I must confess that I am more or less a passive member of this community in that I mostly read the posts on this forum and write seldom.
This will be a kind of rant, discussion starter type of post as I am noticing more and more people have problems with certification issuance, be it new or renewals, when they have a misconfigured server.
YES, misconfigured server and/or firewall.
Yes, I know that IPv6 is the new thing that ISPs are pushing towards customers which is great, about time I say, but the thing is that the users are mostly not educated enough about IPv6 connectivity, how is it different from IPv4 and what caveates does it bring with it’s implementation.
1st. IPv4 NAT is not security in a sense of a firewall, it’s a false sense of security
2nd. IPv6 is natively to run without NAT due to abundance of IPs available and therefore requires a correctly installed and configured firewall as each device that is connected to the internet via IPv6 has a PUBLIC IP address which is normally globally routable, i.e. each user on the internet can directly access your device if the IP is known and the firewall permits it - no port forwarding neccesarry as with IPv4 and NAT configuration.

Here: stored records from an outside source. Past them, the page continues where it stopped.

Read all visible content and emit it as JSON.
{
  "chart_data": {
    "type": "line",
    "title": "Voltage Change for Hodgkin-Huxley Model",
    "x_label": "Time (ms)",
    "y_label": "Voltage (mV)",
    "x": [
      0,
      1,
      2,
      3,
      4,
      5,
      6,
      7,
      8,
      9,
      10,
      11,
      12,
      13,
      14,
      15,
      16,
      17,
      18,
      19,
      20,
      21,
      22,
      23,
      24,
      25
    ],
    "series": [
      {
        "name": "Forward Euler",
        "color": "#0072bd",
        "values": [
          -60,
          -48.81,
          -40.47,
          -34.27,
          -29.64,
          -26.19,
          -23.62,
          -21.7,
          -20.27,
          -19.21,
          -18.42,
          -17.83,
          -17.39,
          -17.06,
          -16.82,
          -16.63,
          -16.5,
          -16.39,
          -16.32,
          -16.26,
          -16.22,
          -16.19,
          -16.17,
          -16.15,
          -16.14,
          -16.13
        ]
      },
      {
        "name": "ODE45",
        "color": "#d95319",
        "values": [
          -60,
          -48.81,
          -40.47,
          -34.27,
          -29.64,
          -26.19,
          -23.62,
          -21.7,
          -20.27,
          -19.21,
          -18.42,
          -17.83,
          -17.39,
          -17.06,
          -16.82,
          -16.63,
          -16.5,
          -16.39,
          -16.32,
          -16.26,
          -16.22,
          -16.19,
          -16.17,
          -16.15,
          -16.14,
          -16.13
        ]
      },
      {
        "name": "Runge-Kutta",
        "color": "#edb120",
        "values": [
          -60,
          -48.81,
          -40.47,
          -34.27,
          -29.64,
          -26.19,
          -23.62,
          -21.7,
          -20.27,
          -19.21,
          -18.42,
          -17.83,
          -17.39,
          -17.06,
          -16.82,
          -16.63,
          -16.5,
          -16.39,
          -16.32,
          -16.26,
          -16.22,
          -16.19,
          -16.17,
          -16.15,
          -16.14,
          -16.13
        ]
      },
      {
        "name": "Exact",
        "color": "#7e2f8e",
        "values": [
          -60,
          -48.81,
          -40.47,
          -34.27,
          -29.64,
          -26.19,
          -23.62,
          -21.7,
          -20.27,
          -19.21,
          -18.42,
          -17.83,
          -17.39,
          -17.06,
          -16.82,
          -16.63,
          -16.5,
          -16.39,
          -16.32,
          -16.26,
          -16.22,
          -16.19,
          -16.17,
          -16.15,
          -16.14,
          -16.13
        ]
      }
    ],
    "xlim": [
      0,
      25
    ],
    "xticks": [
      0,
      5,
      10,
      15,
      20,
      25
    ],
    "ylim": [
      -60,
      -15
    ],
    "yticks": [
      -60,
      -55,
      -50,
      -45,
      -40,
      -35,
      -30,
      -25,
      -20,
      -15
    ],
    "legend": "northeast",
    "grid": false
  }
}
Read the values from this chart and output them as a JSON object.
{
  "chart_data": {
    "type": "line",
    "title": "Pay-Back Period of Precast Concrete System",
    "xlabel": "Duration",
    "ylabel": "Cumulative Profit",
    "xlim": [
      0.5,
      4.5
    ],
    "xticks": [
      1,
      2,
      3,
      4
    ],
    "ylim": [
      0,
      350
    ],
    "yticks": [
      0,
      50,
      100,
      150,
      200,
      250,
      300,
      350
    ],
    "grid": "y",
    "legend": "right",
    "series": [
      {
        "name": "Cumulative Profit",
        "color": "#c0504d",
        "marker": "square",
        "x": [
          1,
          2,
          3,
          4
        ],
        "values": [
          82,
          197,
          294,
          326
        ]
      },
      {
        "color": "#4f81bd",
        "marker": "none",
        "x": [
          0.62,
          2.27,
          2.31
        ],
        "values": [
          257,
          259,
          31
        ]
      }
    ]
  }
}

So please to all users, that have IPv6 enabled, please double check and make sure that you have firewall correctly installed and configured in place otherwise it is best to disable IPv6 until you do so. Doing so will ensure that your certificate from Let’s encrypt will be issued without problems and also you will be more secure on the internet while using IPv6(or not).
I apologize for this, kind of rant, post, but I really hate to see people blame LE for issues regarding certificate issuance where they have misconfigured IPv6.
LE and the community, keep up the good work, I love it!